La récente décision de réaffecter Mme Malika Bendouda au poste de ministre de la Culture et des Arts suscite une vague de réactions parmi les citoyens algériens attachés à la préservation du patrimoine national. Dans une lettre adressée au président de la République, M. Abdelmadjid Tebboune, un citoyen algérien a exprimé son profond désaccord avec ce choix, soulignant l’urgence d’une gestion culturelle compétente et proactive.



Un bilan controversé

Mme Bendouda aurait montré, lors de son précédent mandat, des failles importantes dans la protection du patrimoine national. Parmi les points critiques :
  • Le retard dans le dossier de l’inscription de la “blouza” algérienne.
  • La quasi-présentation du dossier du Raï en collaboration avec le Maroc, sauvé de justesse par son successeur.
  • La facilité avec laquelle le “fantasia” d’origine algérienne a été enregistré par le Maroc, sans intervention notable de sa part.
Ces exemples sont perçus par de nombreux citoyens comme la preuve d’un manque de leadership et d’une incapacité à défendre efficacement les intérêts culturels du pays.



L’importance des échéances internationales

La lettre rappelle également que l’Algérie se trouve à un moment crucial, avec des échéances internationales concernant notamment le caftan et d’autres éléments du patrimoine culturel, où une défense vigoureuse et stratégique est indispensable. La crainte est que la reconduction de Mme Bendouda ne compromette ces dossiers et l’image internationale de l’Algérie.

Appel à une décision présidentielle

Face à cette situation, le citoyen demande au président Tebboune d’annuler immédiatement cette nomination, afin de garantir que le patrimoine culturel algérien soit protégé par une administration capable, déterminée et consciente des enjeux nationaux et internationaux.
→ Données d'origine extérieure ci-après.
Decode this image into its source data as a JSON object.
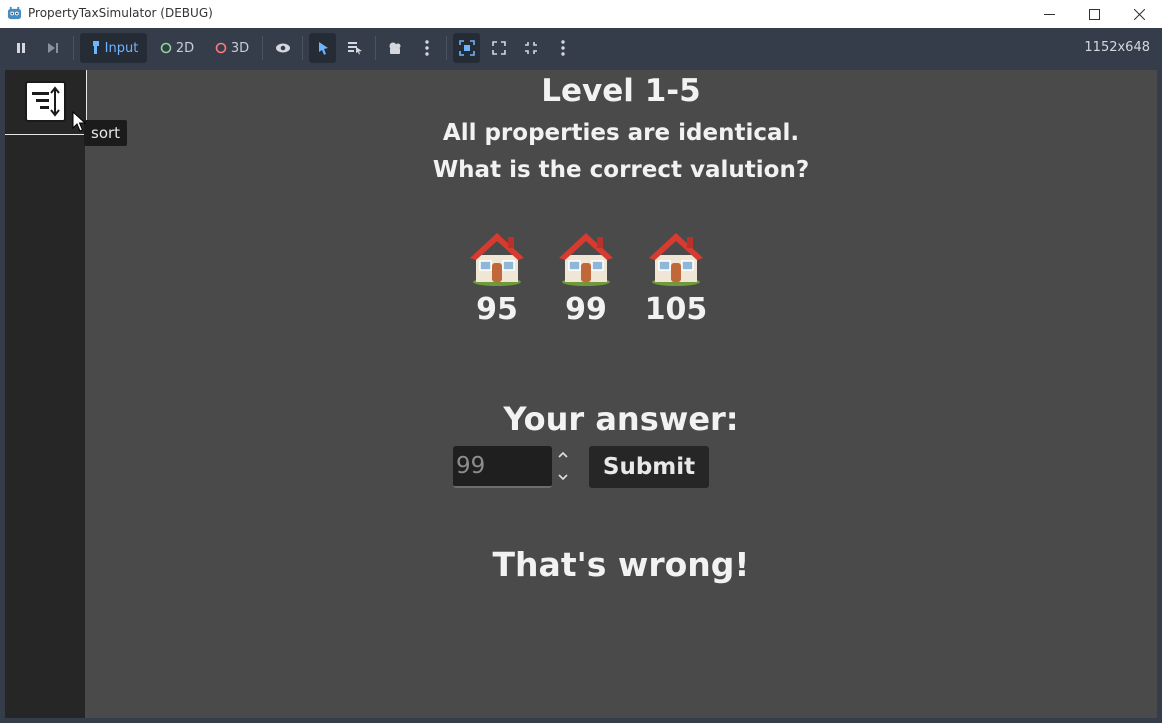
{
  "window": {
    "title": "PropertyTaxSimulator (DEBUG)",
    "controls": [
      "minimize-icon",
      "maximize-icon",
      "close-icon"
    ]
  },
  "toolbar": {
    "input_label": "Input",
    "mode_2d_label": "2D",
    "mode_3d_label": "3D",
    "resolution": "1152x648",
    "colors": {
      "input_accent": "#6fb4ff",
      "mode_2d": "#8fd39a",
      "mode_3d": "#ff7a7a"
    }
  },
  "sidebar": {
    "sort_tooltip": "sort"
  },
  "level": {
    "title": "Level 1-5",
    "line1": "All properties are identical.",
    "line2": "What is the correct valution?"
  },
  "properties": [
    {
      "value": "95"
    },
    {
      "value": "99"
    },
    {
      "value": "105"
    }
  ],
  "answer": {
    "label": "Your answer:",
    "value": "99",
    "submit_label": "Submit"
  },
  "result": "That's wrong!"
}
Une voix citoyenne pour le patrimoine

Cette lettre illustre la vigilance des Algériens sur les questions culturelles et leur volonté de voir le pays défendre ses droits et son héritage face à des défis régionaux et internationaux. Elle reflète également un désir de transparence et d’efficacité dans la gestion des institutions culturelles, afin de préserver l’identité et la réputation de l’Algérie sur la scène mondiale.